Hay palabras que no se dicen: se siembran.

Yo lo he sentido muchas veces. La palabra, cuando nace de un temblor verdadero, no cae en el aire como polvo inútil: se hunde en la tierra invisible del otro. Allí, en la oscuridad fértil del lector, comienza su trabajo secreto. Germina sin ruido. Echa raíz en lo hondo. Y un día —cuando menos lo esperamos— florece.

Siempre he pensado en la poesía como en una semilla diminuta que contiene un bosque entero. En su pequeñez late una arquitectura futura: troncos, sombras, pájaros, frutos. El poema es apenas un puñado de sílabas; su fruto, en cambio, puede ser una conciencia despierta.

Cuando leo a Miguel de Unamuno y escucho su clamor —“¡Que inventen ellos!”— o aquel latido suyo tan desnudo: “Me duele España”, siento que la palabra no es ornamento, sino raíz que se hunde en la historia. En él la lengua no es un jardín decorativo: es un campo de batalla espiritual. Su verso, sobrio y ardiente, me recuerda que escribir es un acto de responsabilidad, casi de fe. La palabra sembrada puede doler, pero también puede salvar.

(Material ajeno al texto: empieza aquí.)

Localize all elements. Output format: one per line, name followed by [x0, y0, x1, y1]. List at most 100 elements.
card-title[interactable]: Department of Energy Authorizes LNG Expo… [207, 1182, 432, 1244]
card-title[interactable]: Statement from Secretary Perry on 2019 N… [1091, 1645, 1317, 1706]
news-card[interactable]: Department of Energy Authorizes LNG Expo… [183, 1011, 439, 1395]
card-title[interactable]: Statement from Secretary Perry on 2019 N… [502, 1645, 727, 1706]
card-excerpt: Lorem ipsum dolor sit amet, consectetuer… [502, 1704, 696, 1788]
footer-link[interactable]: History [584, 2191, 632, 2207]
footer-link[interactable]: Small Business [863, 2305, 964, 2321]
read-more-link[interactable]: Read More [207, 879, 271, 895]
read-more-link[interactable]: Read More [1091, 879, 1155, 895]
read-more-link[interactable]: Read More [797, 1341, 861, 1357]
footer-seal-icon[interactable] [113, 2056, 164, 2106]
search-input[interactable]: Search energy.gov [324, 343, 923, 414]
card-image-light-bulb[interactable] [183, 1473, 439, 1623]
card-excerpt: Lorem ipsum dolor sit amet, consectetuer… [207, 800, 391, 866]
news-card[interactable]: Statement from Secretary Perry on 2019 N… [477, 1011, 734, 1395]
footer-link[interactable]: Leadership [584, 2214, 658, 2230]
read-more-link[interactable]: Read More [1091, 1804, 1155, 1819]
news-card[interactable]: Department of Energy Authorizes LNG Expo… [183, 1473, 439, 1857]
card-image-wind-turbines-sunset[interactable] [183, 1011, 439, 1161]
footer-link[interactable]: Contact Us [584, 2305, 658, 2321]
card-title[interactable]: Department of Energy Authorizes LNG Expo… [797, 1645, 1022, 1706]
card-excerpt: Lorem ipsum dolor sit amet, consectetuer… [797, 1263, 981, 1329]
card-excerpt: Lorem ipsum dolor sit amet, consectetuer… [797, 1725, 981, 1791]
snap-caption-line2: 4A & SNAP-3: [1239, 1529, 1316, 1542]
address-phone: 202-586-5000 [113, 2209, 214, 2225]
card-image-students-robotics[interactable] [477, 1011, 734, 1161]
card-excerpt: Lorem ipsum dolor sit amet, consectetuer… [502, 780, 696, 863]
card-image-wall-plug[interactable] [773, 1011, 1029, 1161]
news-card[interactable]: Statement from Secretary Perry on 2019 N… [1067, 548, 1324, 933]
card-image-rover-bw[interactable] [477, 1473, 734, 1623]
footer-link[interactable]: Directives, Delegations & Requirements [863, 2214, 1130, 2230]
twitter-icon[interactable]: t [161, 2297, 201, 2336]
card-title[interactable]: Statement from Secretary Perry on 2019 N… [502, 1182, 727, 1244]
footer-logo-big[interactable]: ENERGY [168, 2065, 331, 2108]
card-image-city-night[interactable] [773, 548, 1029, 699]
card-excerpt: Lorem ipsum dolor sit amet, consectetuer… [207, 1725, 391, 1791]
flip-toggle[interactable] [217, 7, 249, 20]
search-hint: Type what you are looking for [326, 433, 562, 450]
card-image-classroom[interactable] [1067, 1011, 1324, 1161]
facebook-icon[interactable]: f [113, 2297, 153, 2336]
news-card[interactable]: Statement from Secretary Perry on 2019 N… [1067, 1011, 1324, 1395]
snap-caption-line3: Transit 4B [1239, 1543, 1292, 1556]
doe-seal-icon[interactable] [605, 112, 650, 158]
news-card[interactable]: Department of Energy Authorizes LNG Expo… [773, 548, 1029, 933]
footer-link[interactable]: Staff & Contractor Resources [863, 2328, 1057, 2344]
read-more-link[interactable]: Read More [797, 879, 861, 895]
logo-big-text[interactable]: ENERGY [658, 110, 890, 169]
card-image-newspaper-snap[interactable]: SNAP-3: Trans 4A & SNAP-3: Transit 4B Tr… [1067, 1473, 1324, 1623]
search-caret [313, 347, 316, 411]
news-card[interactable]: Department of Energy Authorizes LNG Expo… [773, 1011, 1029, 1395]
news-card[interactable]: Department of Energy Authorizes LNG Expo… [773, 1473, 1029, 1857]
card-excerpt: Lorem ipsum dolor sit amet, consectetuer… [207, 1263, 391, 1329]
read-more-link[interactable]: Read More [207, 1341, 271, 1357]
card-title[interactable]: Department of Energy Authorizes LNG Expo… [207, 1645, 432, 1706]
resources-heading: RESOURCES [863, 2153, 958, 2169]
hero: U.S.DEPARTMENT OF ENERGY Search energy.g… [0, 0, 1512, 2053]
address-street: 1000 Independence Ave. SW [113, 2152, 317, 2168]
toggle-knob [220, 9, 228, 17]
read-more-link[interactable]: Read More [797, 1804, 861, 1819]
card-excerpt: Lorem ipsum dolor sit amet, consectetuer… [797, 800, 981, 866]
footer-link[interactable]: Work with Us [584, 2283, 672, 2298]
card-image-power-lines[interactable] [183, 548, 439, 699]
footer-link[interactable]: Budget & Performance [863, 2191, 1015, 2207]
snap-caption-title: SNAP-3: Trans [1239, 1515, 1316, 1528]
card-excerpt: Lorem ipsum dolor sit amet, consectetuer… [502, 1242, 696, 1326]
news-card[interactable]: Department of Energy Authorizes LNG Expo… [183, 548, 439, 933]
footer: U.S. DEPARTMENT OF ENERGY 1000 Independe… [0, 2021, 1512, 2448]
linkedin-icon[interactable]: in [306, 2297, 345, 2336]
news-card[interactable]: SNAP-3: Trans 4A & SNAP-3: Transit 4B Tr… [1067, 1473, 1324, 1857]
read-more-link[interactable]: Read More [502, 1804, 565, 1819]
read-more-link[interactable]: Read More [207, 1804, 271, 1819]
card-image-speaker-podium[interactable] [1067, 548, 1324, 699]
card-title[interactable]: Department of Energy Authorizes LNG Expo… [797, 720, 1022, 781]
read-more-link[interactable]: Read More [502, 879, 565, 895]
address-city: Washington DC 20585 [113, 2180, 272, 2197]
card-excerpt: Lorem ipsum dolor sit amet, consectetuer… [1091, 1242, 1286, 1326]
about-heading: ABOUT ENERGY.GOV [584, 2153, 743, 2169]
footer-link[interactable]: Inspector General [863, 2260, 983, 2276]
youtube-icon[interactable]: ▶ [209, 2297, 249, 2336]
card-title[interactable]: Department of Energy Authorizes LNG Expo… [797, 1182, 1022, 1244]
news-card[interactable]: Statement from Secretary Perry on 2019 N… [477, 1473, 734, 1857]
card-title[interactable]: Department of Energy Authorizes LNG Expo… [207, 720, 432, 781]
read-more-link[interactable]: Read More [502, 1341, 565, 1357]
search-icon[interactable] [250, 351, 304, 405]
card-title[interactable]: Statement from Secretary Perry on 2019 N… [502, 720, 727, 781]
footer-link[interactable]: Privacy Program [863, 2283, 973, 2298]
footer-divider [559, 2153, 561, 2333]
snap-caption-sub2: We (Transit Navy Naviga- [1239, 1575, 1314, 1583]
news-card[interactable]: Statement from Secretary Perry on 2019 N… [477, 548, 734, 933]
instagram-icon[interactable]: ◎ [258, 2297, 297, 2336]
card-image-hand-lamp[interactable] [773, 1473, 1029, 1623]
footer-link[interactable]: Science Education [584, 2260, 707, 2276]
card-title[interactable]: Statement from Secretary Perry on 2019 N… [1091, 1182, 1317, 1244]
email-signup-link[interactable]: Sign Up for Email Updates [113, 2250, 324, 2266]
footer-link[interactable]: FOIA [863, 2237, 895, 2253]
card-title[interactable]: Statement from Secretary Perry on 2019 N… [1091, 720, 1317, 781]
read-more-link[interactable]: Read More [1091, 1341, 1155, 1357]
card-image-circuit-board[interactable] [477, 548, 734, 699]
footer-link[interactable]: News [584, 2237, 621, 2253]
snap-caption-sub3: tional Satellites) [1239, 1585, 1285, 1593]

También la poesía abre grietas de luz como en Octavio Paz, cuando sus imágenes se despliegan con esa lógica del sueño que no es irracional sino más honda que la vigilia. “Un sauce de cristal, un chopo de agua…” escribe, y de pronto el lenguaje se vuelve savia transparente. El surrealismo, en sus manos, no es evasión sino exploración de las raíces invisibles del ser. La palabra germina en territorios donde el lector no sabía que había tierra.

 

Yo creo que todo poema verdadero es una invitación a crecer.

 

La semilla necesita oscuridad y silencio. También el lector. Y el poeta. Hay un recogimiento previo al brote, una humildad necesaria. Pienso en Emily Dickinson y en su susurro luminoso: “Hope is the thing with feathers”. La esperanza —esa criatura alada— anida en el alma y canta sin palabras. Así también la poesía: a veces parece pequeña, casi invisible, pero su canto persiste incluso en el invierno.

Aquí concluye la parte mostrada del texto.